Gerard van Honthorst
Gerard van Honthorst (November 4, 1592 - April 27, 1656), also known as Gerrit van Honthorst and Gherardo della Notte, was a Dutch painter of Utrecht. He was brought up at the school of Abraham Bloemaert, who exchanged the style of the Franckens for that of the pseudo-Italians at the beginning of the 16th century.
Infected thus early with a mania which came to be very general in the Netherlands, Honthorst went to Italy in 1616, where he copied the naturalism and eccentricities of Michelangelo da Caravaggio. Home again about 1620, after acquiring a considerable practice in Rome, he set up a school at Utrecht which flourished exceedingly. Together with his colleague Hendrick ter Brugghen he represented the so-called Dutch Caravaggisti. In 1623 he was president of his gild at Utrecht, where had he married his cousin. He soon became so fashionable that Sir Dudley Carleton, then English envoy at The Hague, recommended his works to the earl of Arundel and Lord Dorchester. In 1626 he received a visit from Rubens, whom he painted as the honest man sought for and found by Diogenes Honthorst.
The queen of Bohemia, sister of Charles I and electress palatine, being an exile in the Netherlands, gave him her countenance and asked him to teach her children drawing; and Honthorst, thus approved and courted, became known to her brother Charles I, who invited him to England in 1628. There he painted several portraits, and a vast allegory, now at Hampton Court, of Charles and his queen as Diana and Apollo in the clouds receiving the duke of Buckingham as Mercury and guardian of the king of Bohemia's children. Charles I, whose taste was flattered alike by the energy of Rubens and the elegance of Van Dyck, was thus first captivated by the fanciful mediocrity of Honthorst, who though a poor executant had luckily for himself caught, as Lord Arundel said, much of the manner of Caravaggio's colouring, then so much esteemed at Rome.

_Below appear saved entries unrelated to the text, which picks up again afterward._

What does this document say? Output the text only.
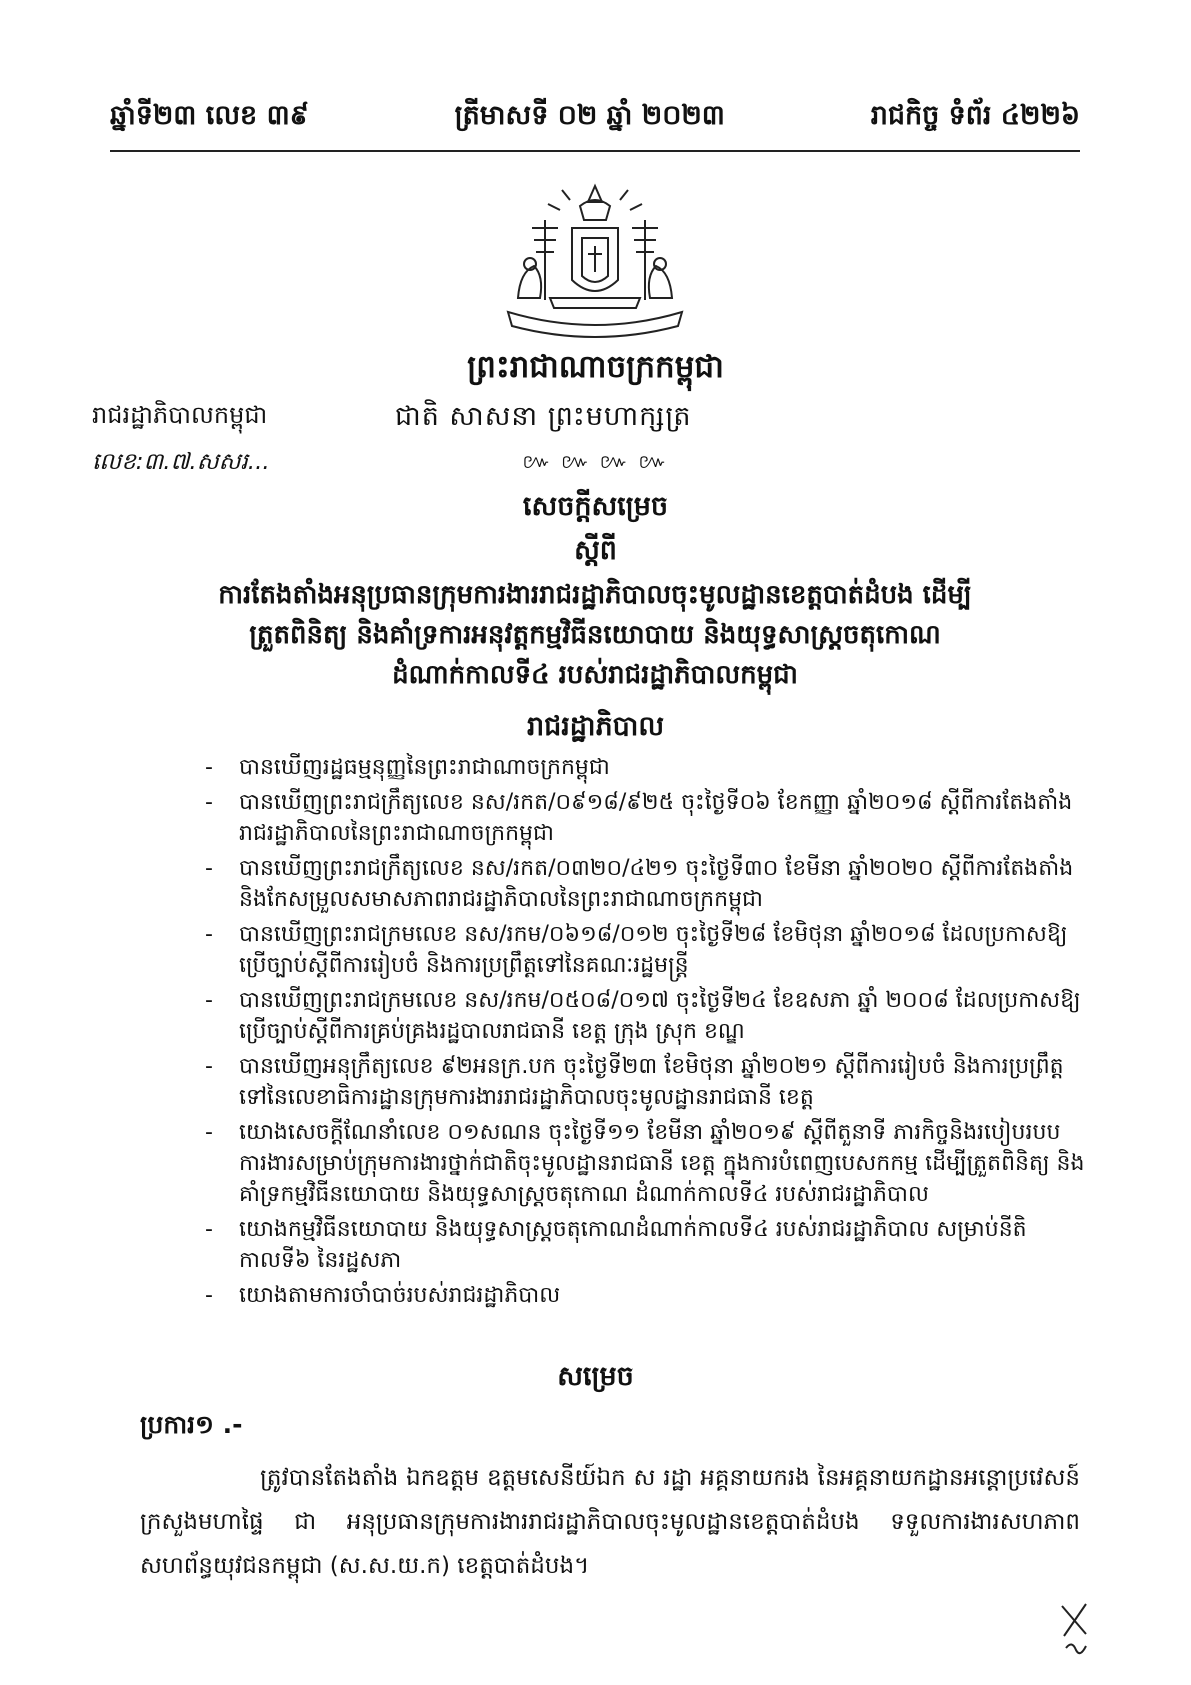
ឆ្នាំទី២៣ លេខ ៣៩	ត្រីមាសទី ០២ ឆ្នាំ ២០២៣	រាជកិច្ច ទំព័រ ៤២២៦
ព្រះរាជាណាចក្រកម្ពុជា
រាជរដ្ឋាភិបាលកម្ពុជា	ជាតិ សាសនា ព្រះមហាក្សត្រ
លេខ:៣.៧.សសរ...	៚ ៚ ៚ ៚
សេចក្ដីសម្រេច
ស្ដីពី
ការតែងតាំងអនុប្រធានក្រុមការងាររាជរដ្ឋាភិបាលចុះមូលដ្ឋានខេត្តបាត់ដំបង ដើម្បី
ត្រួតពិនិត្យ និងគាំទ្រការអនុវត្តកម្មវិធីនយោបាយ និងយុទ្ធសាស្ត្រចតុកោណ
ដំណាក់កាលទី៤ របស់រាជរដ្ឋាភិបាលកម្ពុជា
រាជរដ្ឋាភិបាល
- បានឃើញរដ្ឋធម្មនុញ្ញនៃព្រះរាជាណាចក្រកម្ពុជា
- បានឃើញព្រះរាជក្រឹត្យលេខ នស/រកត/០៩១៨/៩២៥ ចុះថ្ងៃទី០៦ ខែកញ្ញា ឆ្នាំ២០១៨ ស្ដីពីការតែងតាំងរាជរដ្ឋាភិបាលនៃព្រះរាជាណាចក្រកម្ពុជា
- បានឃើញព្រះរាជក្រឹត្យលេខ នស/រកត/០៣២០/៤២១ ចុះថ្ងៃទី៣០ ខែមីនា ឆ្នាំ២០២០ ស្ដីពីការតែងតាំង និងកែសម្រួលសមាសភាពរាជរដ្ឋាភិបាលនៃព្រះរាជាណាចក្រកម្ពុជា
- បានឃើញព្រះរាជក្រមលេខ នស/រកម/០៦១៨/០១២ ចុះថ្ងៃទី២៨ ខែមិថុនា ឆ្នាំ២០១៨ ដែលប្រកាសឱ្យប្រើច្បាប់ស្ដីពីការរៀបចំ និងការប្រព្រឹត្តទៅនៃគណៈរដ្ឋមន្ត្រី
- បានឃើញព្រះរាជក្រមលេខ នស/រកម/០៥០៨/០១៧ ចុះថ្ងៃទី២៤ ខែឧសភា ឆ្នាំ ២០០៨ ដែលប្រកាសឱ្យប្រើច្បាប់ស្ដីពីការគ្រប់គ្រងរដ្ឋបាលរាជធានី ខេត្ត ក្រុង ស្រុក ខណ្ឌ
- បានឃើញអនុក្រឹត្យលេខ ៩២អនក្រ.បក ចុះថ្ងៃទី២៣ ខែមិថុនា ឆ្នាំ២០២១ ស្ដីពីការរៀបចំ និងការប្រព្រឹត្តទៅនៃលេខាធិការដ្ឋានក្រុមការងាររាជរដ្ឋាភិបាលចុះមូលដ្ឋានរាជធានី ខេត្ត
- យោងសេចក្ដីណែនាំលេខ ០១សណន ចុះថ្ងៃទី១១ ខែមីនា ឆ្នាំ២០១៩ ស្ដីពីតួនាទី ភារកិច្ចនិងរបៀបរបបការងារសម្រាប់ក្រុមការងារថ្នាក់ជាតិចុះមូលដ្ឋានរាជធានី ខេត្ត ក្នុងការបំពេញបេសកកម្ម ដើម្បីត្រួតពិនិត្យ និងគាំទ្រកម្មវិធីនយោបាយ និងយុទ្ធសាស្ត្រចតុកោណ ដំណាក់កាលទី៤ របស់រាជរដ្ឋាភិបាល
- យោងកម្មវិធីនយោបាយ និងយុទ្ធសាស្ត្រចតុកោណដំណាក់កាលទី៤ របស់រាជរដ្ឋាភិបាល សម្រាប់នីតិកាលទី៦ នៃរដ្ឋសភា
- យោងតាមការចាំបាច់របស់រាជរដ្ឋាភិបាល
សម្រេច
ប្រការ១ .-

ត្រូវបានតែងតាំង ឯកឧត្តម ឧត្តមសេនីយ៍ឯក ស រដ្ឋា អគ្គនាយករង នៃអគ្គនាយកដ្ឋានអន្តោប្រវេសន៍ ក្រសួងមហាផ្ទៃ ជា អនុប្រធានក្រុមការងាររាជរដ្ឋាភិបាលចុះមូលដ្ឋានខេត្តបាត់ដំបង ទទួលការងារសហភាពសហព័ន្ធយុវជនកម្ពុជា (ស.ស.យ.ក) ខេត្តបាត់ដំបង។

It was his habit to transmute every subject into a night scene, from the Nativity, for which there was warrant in the example of Correggio, to the penitence of the Magdalen, for which there was no warrant at all. But unhappily this caprice, though sublime in Allegri and Rembrandt, was but a phantasm in the hands of Honthorst, whose prosaic pencil was not capable of more than vulgar utterances, and art gained little from the repetition of these quaint vagaries. Sandrart gave the measure of Honthorst's popularity at this period when he says that he had as many as twenty apprentices at one time, each of whom paid him a fee of 100 forms a year.